FX slippage: BIS Triennial Central Bank Survey on FX turnover; ECB Statistical Data Warehouse EUR/USD reference series 2022–2024.
AP exception cost: APQC Open Standards Benchmarking, Accounts Payable (current edition); Ardent Partners, AP Metrics That Matter.
TP penalty regime: OECD BEPS Action 13 Final Report (2015, updated 2023); Bundeszentralamt für Steuern §162 AO (documentation surcharge); Netherlands Tax and Customs Administration arm's-length principle guidance; US Internal Revenue Code §482 and accompanying regulations.

§2.5 Why Existing Tools Fail

The enterprise finance software market has produced excellent point solutions for each of the five pain points described on this page. BlackLine automates intercompany matching. Kyriba and FIS offer treasury management systems. Basware and Coupa handle AP automation. Each of these products solves a defined sub-problem within a defined set of assumptions.

None of them was designed for ClaraVis's actual situation: a four-entity, three-currency, four-jurisdiction group running SAP on-premise, requiring ML-based reasoning that can explain its outputs to a supervisory board, generating compliance artifacts as a byproduct of operations, and doing all of this within the constraints of the EU AI Act's Annex III high-risk classification.

The gap is not a feature gap.
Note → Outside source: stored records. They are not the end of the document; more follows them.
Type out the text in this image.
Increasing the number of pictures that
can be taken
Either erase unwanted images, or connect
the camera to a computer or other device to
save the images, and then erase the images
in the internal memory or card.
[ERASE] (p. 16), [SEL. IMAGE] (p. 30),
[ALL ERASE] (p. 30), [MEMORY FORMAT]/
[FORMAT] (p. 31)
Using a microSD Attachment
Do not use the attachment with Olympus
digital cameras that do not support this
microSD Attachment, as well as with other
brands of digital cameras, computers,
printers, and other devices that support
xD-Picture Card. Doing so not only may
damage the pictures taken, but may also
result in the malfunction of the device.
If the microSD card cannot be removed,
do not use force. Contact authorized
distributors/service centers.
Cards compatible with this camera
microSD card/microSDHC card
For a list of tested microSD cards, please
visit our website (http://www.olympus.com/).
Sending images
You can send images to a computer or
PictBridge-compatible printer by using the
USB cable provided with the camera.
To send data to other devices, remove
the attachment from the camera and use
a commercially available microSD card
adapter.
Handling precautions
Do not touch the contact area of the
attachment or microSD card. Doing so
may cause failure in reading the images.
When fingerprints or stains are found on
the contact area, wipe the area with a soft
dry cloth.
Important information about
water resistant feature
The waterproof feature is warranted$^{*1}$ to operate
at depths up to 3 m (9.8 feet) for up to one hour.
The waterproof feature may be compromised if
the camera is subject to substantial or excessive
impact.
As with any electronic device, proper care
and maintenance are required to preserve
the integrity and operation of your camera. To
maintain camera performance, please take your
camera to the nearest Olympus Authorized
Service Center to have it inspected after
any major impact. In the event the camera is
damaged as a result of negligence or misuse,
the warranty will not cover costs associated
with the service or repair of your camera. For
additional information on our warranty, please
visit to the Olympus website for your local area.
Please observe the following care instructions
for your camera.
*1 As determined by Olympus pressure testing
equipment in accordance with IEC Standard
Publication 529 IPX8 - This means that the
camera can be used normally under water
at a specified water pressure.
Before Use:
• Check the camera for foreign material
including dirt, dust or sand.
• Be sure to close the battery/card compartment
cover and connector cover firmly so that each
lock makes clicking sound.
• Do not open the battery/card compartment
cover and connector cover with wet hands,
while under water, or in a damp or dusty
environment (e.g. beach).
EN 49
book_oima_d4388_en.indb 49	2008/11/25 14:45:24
It is an architectural gap. No existing vendor combines multi-entity entity-graph reasoning, explainable ML at the action layer, jurisdiction-aware compliance structuring, and SAP native integration into a single coherent system. The architecture described in pages 03–10 exists precisely because that combination does not yet exist off-the-shelf.

BlackLine
Intercompany Matching & Close Management
Automates matching via deterministic rules. Cannot classify mismatch root causes, generate TP documentation, or reason across entity graphs. Not ML-native.
Kyriba / FIS Quantum
Treasury Management Systems
Handles bank connectivity and cash positioning well. Does not ingest intercompany payables from SAP in real time. FX recommendation engine is rules-based, not probabilistic.
Basware / Coupa
AP Automation & Invoice Processing
OCR and PO-matching automation works for straight-through invoices. Exception handling is still rule-routed. Cannot reason about exception context or generate priority scores from risk signals.
SAP Signavio / Analytics Cloud
Process Intelligence & BI on SAP
Excellent at visualising what happened. Produces no proactive anomaly signals, no agent actions, no explainability layer for regulatory inspection. Requires BI analyst to operate.
Generic LLM Wrappers
AI Finance Assistants (Emerging Category)
Can summarise reports and draft commentary. Cannot take actions in SAP, reason across entity graph structures, produce audit-grade compliance artifacts, or achieve EU AI Act Annex III conformance.
The Architectural Gap
No vendor handles the multi-entity, multi-currency, multi-jurisdiction combination with an explainable AI layer, SAP-native integration, and structural EU AI Act conformance — simultaneously. This portfolio builds that system.